Africa in Our Lives: Julie Livingston

The second of our featured BIG STORIES + CLOSE (UP) RESEARCH presenters, Julie Livingston did not initially foresee an academic career. She shares with us how a course on Africa changed her mind, and how her research on African health and systems of thought has developed since.

“I like teaching about the human body, because everyone inhabits one so we have some core basis from which to think about what makes us human amid all our tremendous diversity of shapes and sizes.” -Julie Livingston (Photo courtesy of Julie Livingston)
“I like teaching about the human body, because everyone inhabits one so we have some core basis from which to think about what makes us human amid all our tremendous diversity of shapes and sizes.” -Julie Livingston (Photo courtesy of Julie Livingston)

Hometown: Boston, but I have been living in New York City for the past 15 years.
Field of study: History and Anthropology of the Body, especially in southern Africa

How did you first become involved in the study of Africa?

I was a pretty disaffected student when I was in college. I actually failed out for a brief period. But then in my senior year I had to take a course about Africa as part of a distribution requirement and it got me so excited that I took another, and soon I was hooked.

Tell us one surprising fact about you.

I swear a lot.

What is your most vivid memory from the time you spent in Africa?

I don’t know if it is the most vivid, but this is a memory I revisit almost every day. One time when we were living in a peri-urban village in Botswana, my then-husband and I had each separately purchased a loaf of bread. So we had two loaves in our kitchen. As we were making our way through one, the other was going stale and about to turn moldy, so I threw it out. A friend who was over at our place for a visit saw an entire uneaten loaf of bread in our garbage and was profoundly disgusted. She called that waste of food evil, and gave me a serious (and in retrospect badly needed) lecture. I try never to waste food anymore. Of course, we are now learning how my friend’s ethos about food is so critically important for our current ecological crisis.

Tell us a bit about your research in Botswana.

My past research has explored the ways that people experience bodily vulnerability and how they manage and make sense of those experiences. I am interested in how people take care of one another, and also what happens when they don’t. I am also interested in African systems of thought. I have written about disability, aging, HIV/AIDS, and chronic illness in Botswana. My most recent book was set in a small cancer ward, where I followed patients, their relatives, nurses, and doctors as they tried to cope with a rapidly emerging cancer epidemic. Currently I am working on a new book that tries to understand the relationship between economic development in Botswana and planetary ecology.

What subjects or topics do you most enjoy teaching and why?

I like teaching about the human body, because everyone inhabits one so we have some core basis from which to think about what makes us human amid all our tremendous diversity of shapes and sizes. And because the body is the vehicle of perception, and site of vulnerability and care.

What would you tell students who are debating whether or not to study Africa?
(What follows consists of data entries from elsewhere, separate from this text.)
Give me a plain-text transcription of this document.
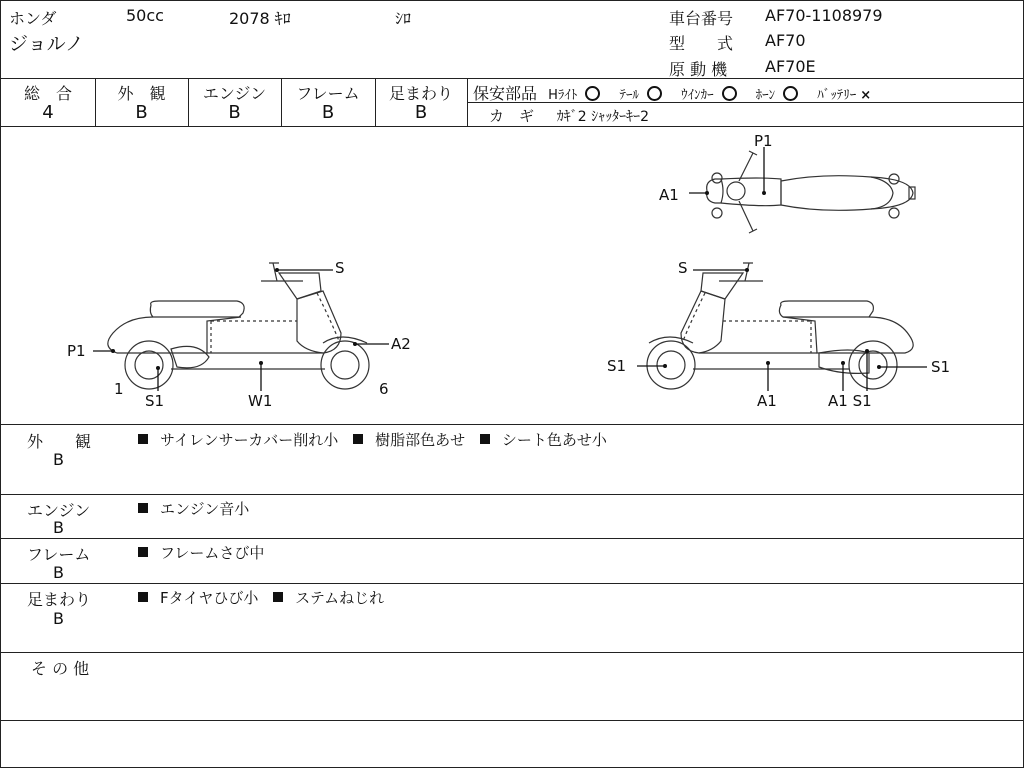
ホンダ	50cc	2078 ｷﾛ	ｼﾛ
ジョルノ
車台番号 AF70-1108979
型　　式 AF70
原 動 機 AF70E
総　合
4
外　観
B
エンジン
B
フレーム
B
足まわり
B
保安部品 Hﾗｲﾄ	ﾃｰﾙ	ｳｲﾝｶｰ	ﾎｰﾝ	ﾊﾞｯﾃﾘｰ ×
カ　ギ ｶｷﾞ2 ｼｬｯﾀｰｷｰ2
P1
A1
S
P1	A2
1
S1	W1
6
S
S1	S1
A1	A1 S1
外　　観
B
サイレンサーカバー削れ小 樹脂部色あせ シート色あせ小
エンジン
B
エンジン音小
フレーム
B
フレームさび中
足まわり
B
Fタイヤひび小 ステムねじれ
そ の 他
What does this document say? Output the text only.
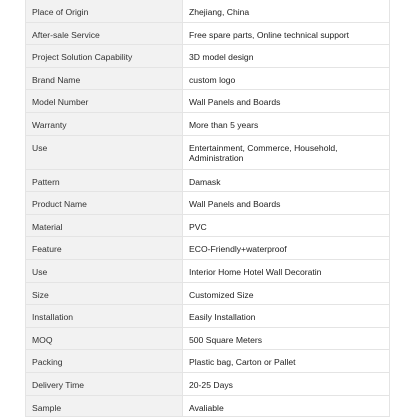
Place of Origin	Zhejiang, China
After-sale Service	Free spare parts, Online technical support
Project Solution Capability	3D model design
Brand Name	custom logo
Model Number	Wall Panels and Boards
Warranty	More than 5 years
Use	Entertainment, Commerce, Household, Administration
Pattern	Damask
Product Name	Wall Panels and Boards
Material	PVC
Feature	ECO-Friendly+waterproof
Use	Interior Home Hotel Wall Decoratin
Size	Customized Size
Installation	Easily Installation
MOQ	500 Square Meters
Packing	Plastic bag, Carton or Pallet
Delivery Time	20-25 Days
Sample	Avaliable
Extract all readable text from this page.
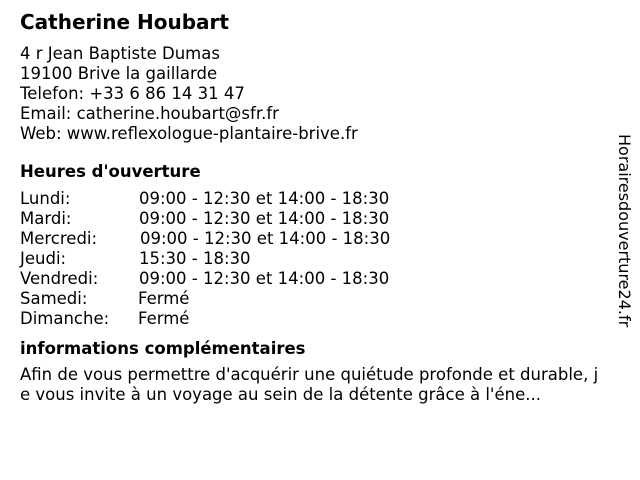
Catherine Houbart
4 r Jean Baptiste Dumas
19100 Brive la gaillarde
Telefon: +33 6 86 14 31 47
Email: catherine.houbart@sfr.fr
Web: www.reflexologue-plantaire-brive.fr
Heures d'ouverture
Lundi:	09:00 - 12:30 et 14:00 - 18:30
Mardi:	09:00 - 12:30 et 14:00 - 18:30
Mercredi:	09:00 - 12:30 et 14:00 - 18:30
Jeudi:	15:30 - 18:30
Vendredi: 09:00 - 12:30 et 14:00 - 18:30
Samedi:	Fermé
Dimanche: Fermé
informations complémentaires
Afin de vous permettre d'acquérir une quiétude profonde et durable, je vous invite à un voyage au sein de la détente grâce à l'éne...
Horairesdouverture24.fr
Absolutely study Africa! Africa is an incredibly diverse, fascinating place. It is at the center of so much of our world, both historically and today, and studying Africa has the potential to blow your mind. It is a place of tremendous creativity, in literature, dance, music, but also in agriculture, ecology, religious practice, and economic and political philosophy and organization. Yet unfortunately the continent is poorly understood by many Americans. Many Americans, even those who travel there, tend to think of Africa mainly as a site of need or lack, of suffering and deprivation, and by extension Africans as objects of their own help and/or expertise. This is a real shame, because as a result many Americans miss the chance to learn from people there. If you study Africa, you get to open your imagination to all kinds of knowledge and possibility.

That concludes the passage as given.